La civilisation aura sans doute raison de ces solitudes et les détruira, rendant impossible à tout jamais l' expérience capitale de ce qu' on croit être la liberté: Vous voulez du bois? Prenez-en! Autant qu' il vous en faut. Plus? qu' en feriez-vous? Mais, dès qu' on regarde d' un peu plus près vivre ces hommes, on met le doigt dans l' engrenage de leurs contradictions. Il se veut libre, il se croit libre, il l' est enfin. Et aussitôt il se donne, ou s' invente des contraintes. Il a pour lui l' espace, des forêts qui sont, pour longtemps encore, irréductibles dans leur défense contre l' homme Elles sont trop loin des scieries, trop loin des fleuves, trop loin des routes pour être rentables. Elles sont au-delà de ce que les forestiers appellent la limite zéro. L' homme a le bois, il a le feu, il a le soleil, semblable à une braise qui se consume dans l' air, ce soleil du Nord qui n' a pas de circonférence définie, pas de diamètre, qui n' est qu' un feu irradiant. Il " a tout ce qui pour nous évoque, ou suggère, ce que nous appelons liberté, sans pouvoir d' ailleurs définir ce mot dont nous avons fait un dieu aux contours aussi incertains que ceux de ce soleil.
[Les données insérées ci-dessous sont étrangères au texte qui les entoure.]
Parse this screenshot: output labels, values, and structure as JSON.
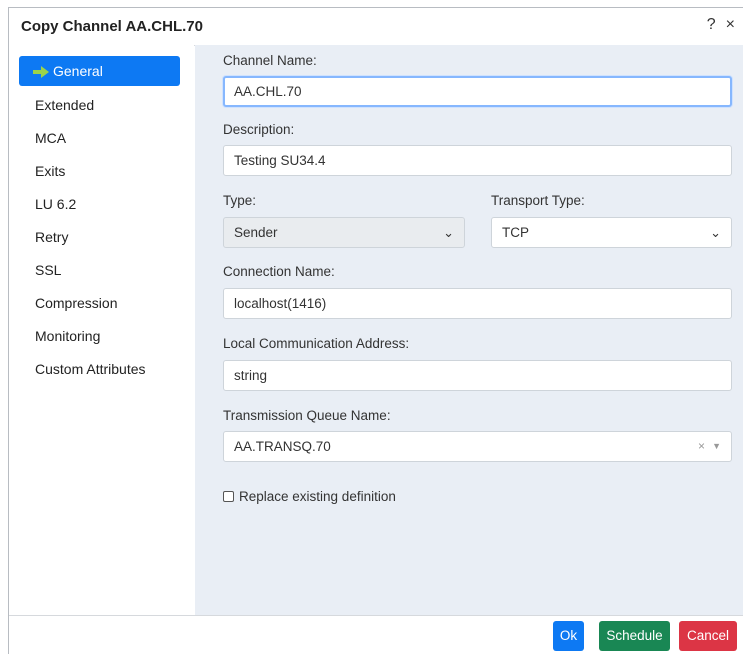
{
  "dialog": {
    "title": "Copy Channel AA.CHL.70",
    "help_label": "?",
    "close_label": "×"
  },
  "sidebar": {
    "items": [
      {
        "label": "General"
      },
      {
        "label": "Extended"
      },
      {
        "label": "MCA"
      },
      {
        "label": "Exits"
      },
      {
        "label": "LU 6.2"
      },
      {
        "label": "Retry"
      },
      {
        "label": "SSL"
      },
      {
        "label": "Compression"
      },
      {
        "label": "Monitoring"
      },
      {
        "label": "Custom Attributes"
      }
    ],
    "active_index": 0
  },
  "form": {
    "channel_name": {
      "label": "Channel Name:",
      "value": "AA.CHL.70"
    },
    "description": {
      "label": "Description:",
      "value": "Testing SU34.4"
    },
    "type": {
      "label": "Type:",
      "value": "Sender"
    },
    "transport_type": {
      "label": "Transport Type:",
      "value": "TCP"
    },
    "connection_name": {
      "label": "Connection Name:",
      "value": "localhost(1416)"
    },
    "local_address": {
      "label": "Local Communication Address:",
      "value": "string"
    },
    "xmit_queue": {
      "label": "Transmission Queue Name:",
      "value": "AA.TRANSQ.70"
    },
    "replace_existing": {
      "label": "Replace existing definition",
      "checked": false
    }
  },
  "footer": {
    "ok_label": "Ok",
    "schedule_label": "Schedule",
    "cancel_label": "Cancel"
  },
  "colors": {
    "primary": "#0d79f3",
    "success": "#198754",
    "danger": "#dc3545",
    "content_bg": "#e9eef5"
  }
}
Il a le feu, il a le bois, il a l' espace. Et il court dans les bois, dans les plaines, dans l' espace, à la poursuite des rennes. De ses rennes, pour les compter! Pour les marquer, pour vendre à ceux qui les tueront, sur place ou ailleurs, emportant la viande, et les peaux, et les têtes pour nourrir les visons.

L' âge du renne! Bien sûr; la vie sauvage, sans doute. Des vertus que les villes ont depuis longtemps anémiées. Bien sûr! Je sais un garçon de 17 ans qui vit seul, avec une harde de soixante rennes, seul et sans armes, depuis six semaines, pour les protéger contre trois loups qui ont attaqué et tué des petits de l' année. Les loups, il ne les a pas vus, mais leurs traces. Sa présence suffit à protéger les bêtes car le loup craint l' homme. Supporter, à dix-sept ans, la solitude et les voix d' une forêt qui chante au soleil, mais qui gronde la nuit.
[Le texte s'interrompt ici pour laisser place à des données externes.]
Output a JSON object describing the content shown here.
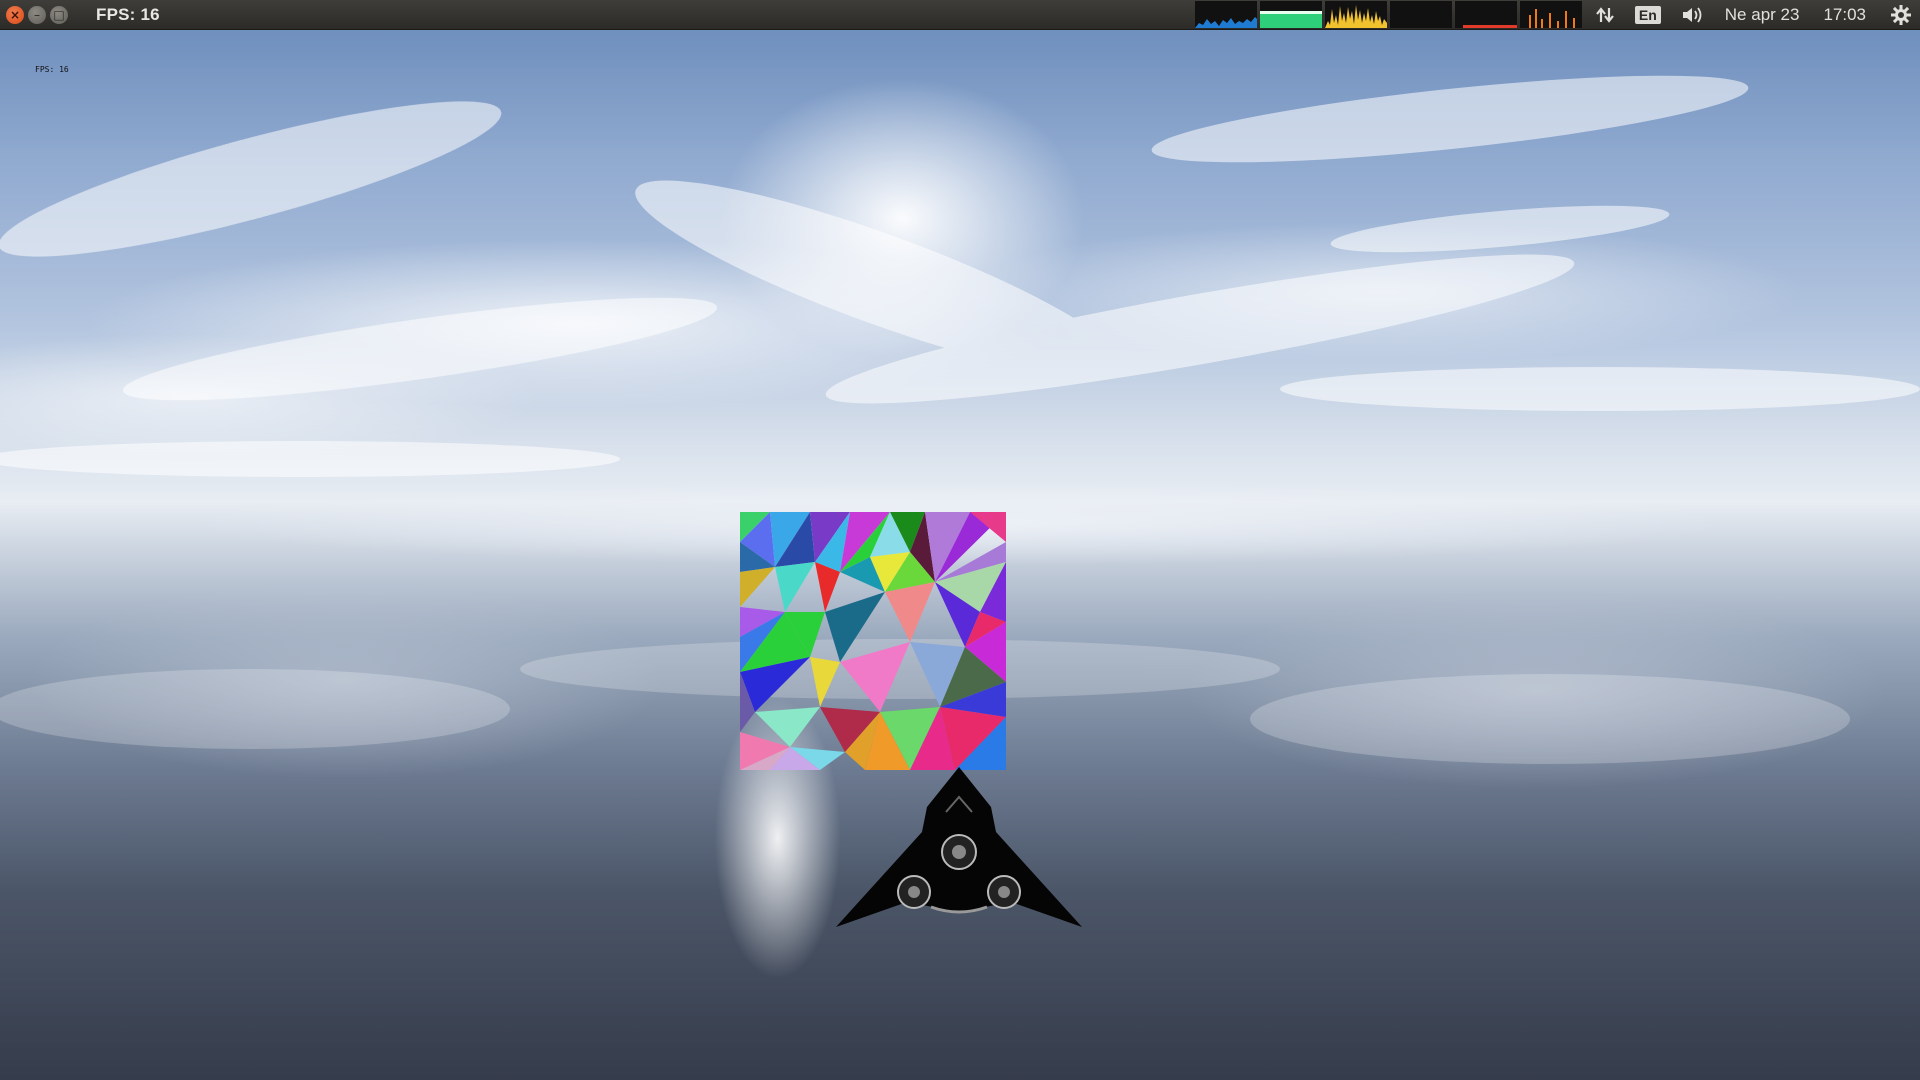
{
  "window": {
    "title": "FPS: 16",
    "close_icon": "close-icon",
    "minimize_icon": "minimize-icon",
    "maximize_icon": "maximize-icon"
  },
  "panel": {
    "language": "En",
    "date": "Ne apr 23",
    "time": "17:03",
    "network_icon": "network-updown-icon",
    "volume_icon": "volume-icon",
    "settings_icon": "gear-icon",
    "graph_colors": [
      "#1f7bd2",
      "#2fd07a",
      "#f2c12e",
      "#1a1a1a",
      "#e03a2a",
      "#f07a1a"
    ]
  },
  "scene": {
    "overlay_text": "FPS: 16",
    "mosaic_colors": [
      "#3ad16a",
      "#5b6ef0",
      "#3aa7e8",
      "#9a5ce8",
      "#e83a8a",
      "#f0c83a",
      "#2ad0b0",
      "#e84a3a",
      "#3ac83a",
      "#8a8aa8",
      "#f07aa8",
      "#3a3ad8",
      "#c83ad8",
      "#4a6a4a",
      "#e8a03a"
    ]
  }
}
Des vertus donc, et si précieuses. Pourtant tout cela est au service, en dernière analyse, d' une fortune, d' une propriété, donc d' un égoïsme, d' un intérêt qui, pour se chiffrer en têtes de rennes, reste une fortune, d' ailleurs aisément réalisable.

Tant pis pour les fortunes. Peut-être bien qu' en définitive les terres sauvages ne nous offrent plus rien aujourd'hui dont la terre civilisée ne soit l' image déformée. Mais il reste encore le sol, la neige, l' eau et le ciel contre lesquels l' argent jusqu' ici n' a rien pu.

Demain, je m' envole. Et déjà, avant de l' avoir quitté, j' ai le besoin de revoir ce que n' a pas su fixer ma mémoire. Ni une aurore boréale, ni le cours d' un fleuve gelé, ni le dessin exact des bouleaux ou des pins qui le bordent ne se laissent saisir d' une prise sûre. On ne reconnaît ni une aurore, ni une rive, ni un pin, ni un renne d' une autre aurore, d' un autre renne. Aussi j' emporte, excédent de bagage dans les soutes de la Caravelle de Finnair, les pièges que l' illusion commence à tisser dans ma nostalgie, le désir de revoir les nuages, pâles banquises vertes et bleues du ciel arctique survolant la splendeur d' un espace qui n' est pas encore gâché, contaminé, maudit.